注3:他にも直前まで一切明かさないことで企画に来た人々を驚かせようとしたことが考えられる。無論増上寺の年越し企画のスタッフには箝口令(かんこうれい)が敷かれていたのだろう。

注4:清宮選手が出場した選抜高等学校野球大会と全国高等学校野球選手権大会の成績は下表の通りである。

大会名/開催年回戦/開催日対戦相手/所在地結果
第97回全国高等学校野球選手権大会
(2015年〔平成27年〕)
一回戦
(8月8日)
愛媛県立今治西
(今治市中日吉町三丁目)
6対0で勝利し、二回戦に進出。
二回戦
(8月13日)
広島新庄
(広島県山県郡北広島町新庄)
7対6で勝利し、三回戦に進出。
三回戦
(8月15日)
東海大学付属甲府
(甲府市金竹町)
8対4で勝利し、準々決勝に進出。
本塁打1本を記録している。
準々決勝
(8月17日)
九州国際大学付属
(北九州市八幡東区枝光五丁目)
8対1で勝利し、準々決勝に進出。
本塁打1本を記録している。
準決勝
(8月19日)
仙台育英学園
(仙台市宮城野区宮城野二丁目)
0対7で敗退。
第89回選抜高等学校野球大会
(2017年〔平成29年〕)
一回戦
(3月24日)
明徳義塾
(須崎市浦ノ内下中山)
5対4で勝利し、二回戦に進出。
二回戦
(3月27日)
東海大学付属福岡
(宗像市田久一丁目)
8対11で敗退。

上表から清宮選手が選抜高等学校野球大会と全国高等学校野球選手権大会で記録した本塁打は2本しかなかったことがうかがえる。もっと早稲田大学系属早稲田実業学校高等部が出場していればどうなったのだろうと思うことはあるが、野球は団体競技であり、誰か一人だけ目立ってもダメということを考えれば致し方ないと割り切るしかない。

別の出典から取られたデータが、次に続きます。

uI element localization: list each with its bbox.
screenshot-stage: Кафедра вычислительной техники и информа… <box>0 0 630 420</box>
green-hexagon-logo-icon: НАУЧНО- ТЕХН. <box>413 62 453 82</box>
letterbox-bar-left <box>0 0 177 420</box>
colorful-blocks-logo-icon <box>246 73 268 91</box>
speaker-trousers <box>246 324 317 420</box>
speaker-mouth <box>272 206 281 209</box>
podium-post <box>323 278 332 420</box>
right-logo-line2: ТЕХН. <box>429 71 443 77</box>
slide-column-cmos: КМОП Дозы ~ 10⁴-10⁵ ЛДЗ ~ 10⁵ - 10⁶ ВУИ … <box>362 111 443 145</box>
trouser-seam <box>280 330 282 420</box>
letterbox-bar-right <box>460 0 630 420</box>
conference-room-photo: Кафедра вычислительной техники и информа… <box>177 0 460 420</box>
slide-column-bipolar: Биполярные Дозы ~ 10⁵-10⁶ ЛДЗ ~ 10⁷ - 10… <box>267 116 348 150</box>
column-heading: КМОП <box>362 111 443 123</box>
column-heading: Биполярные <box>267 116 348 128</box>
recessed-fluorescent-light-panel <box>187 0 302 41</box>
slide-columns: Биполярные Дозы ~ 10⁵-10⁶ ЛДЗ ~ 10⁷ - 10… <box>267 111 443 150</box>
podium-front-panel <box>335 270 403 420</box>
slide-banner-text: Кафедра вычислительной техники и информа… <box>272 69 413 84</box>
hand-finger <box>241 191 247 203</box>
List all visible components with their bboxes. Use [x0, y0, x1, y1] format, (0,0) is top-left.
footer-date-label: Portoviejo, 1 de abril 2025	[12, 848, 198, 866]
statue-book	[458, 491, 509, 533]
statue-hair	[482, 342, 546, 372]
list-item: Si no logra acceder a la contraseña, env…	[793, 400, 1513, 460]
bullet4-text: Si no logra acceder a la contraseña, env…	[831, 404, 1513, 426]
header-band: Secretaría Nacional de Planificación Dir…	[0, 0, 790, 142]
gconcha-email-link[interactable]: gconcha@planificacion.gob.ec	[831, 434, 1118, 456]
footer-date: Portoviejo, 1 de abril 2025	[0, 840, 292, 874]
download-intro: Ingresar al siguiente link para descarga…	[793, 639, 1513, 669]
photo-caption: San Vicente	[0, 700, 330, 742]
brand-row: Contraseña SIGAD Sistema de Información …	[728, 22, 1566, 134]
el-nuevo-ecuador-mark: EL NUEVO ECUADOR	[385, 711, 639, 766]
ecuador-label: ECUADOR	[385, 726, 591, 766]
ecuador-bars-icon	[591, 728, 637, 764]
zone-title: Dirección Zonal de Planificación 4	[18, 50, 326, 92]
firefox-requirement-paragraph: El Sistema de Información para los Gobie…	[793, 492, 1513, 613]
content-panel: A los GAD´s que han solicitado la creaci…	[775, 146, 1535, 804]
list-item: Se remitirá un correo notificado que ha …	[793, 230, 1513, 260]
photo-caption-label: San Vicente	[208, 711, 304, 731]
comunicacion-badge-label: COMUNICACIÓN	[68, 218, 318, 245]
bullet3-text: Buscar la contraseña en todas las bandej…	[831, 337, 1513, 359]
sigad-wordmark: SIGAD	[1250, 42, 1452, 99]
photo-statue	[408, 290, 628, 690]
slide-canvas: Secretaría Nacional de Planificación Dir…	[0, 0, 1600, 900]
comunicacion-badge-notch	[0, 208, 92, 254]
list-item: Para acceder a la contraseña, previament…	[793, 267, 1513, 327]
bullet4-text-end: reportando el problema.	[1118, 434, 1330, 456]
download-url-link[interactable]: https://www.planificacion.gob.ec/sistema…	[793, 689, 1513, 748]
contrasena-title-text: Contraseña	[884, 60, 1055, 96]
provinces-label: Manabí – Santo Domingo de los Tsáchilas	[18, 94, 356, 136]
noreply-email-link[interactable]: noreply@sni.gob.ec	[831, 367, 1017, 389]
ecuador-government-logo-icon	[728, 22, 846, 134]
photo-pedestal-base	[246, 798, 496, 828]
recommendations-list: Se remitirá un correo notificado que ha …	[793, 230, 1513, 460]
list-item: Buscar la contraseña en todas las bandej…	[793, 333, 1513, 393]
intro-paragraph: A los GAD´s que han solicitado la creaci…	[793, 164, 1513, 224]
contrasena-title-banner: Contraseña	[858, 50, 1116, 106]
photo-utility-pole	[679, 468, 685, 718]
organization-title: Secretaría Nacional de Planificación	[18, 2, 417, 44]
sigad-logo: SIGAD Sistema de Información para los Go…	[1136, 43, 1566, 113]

注5: 放送倫理・番組向上機構(BPO)の公式サイト には視聴者・聴取者からの番組に対する意見(の一部)を紹介するページがあるのだが、その今年7月に寄せられた意見の中に清宮選手ばかり取り上げるのはいかがなものかというものがあった(実名は出していないがその意見を見ると誰を指しているかはすぐに分かる)。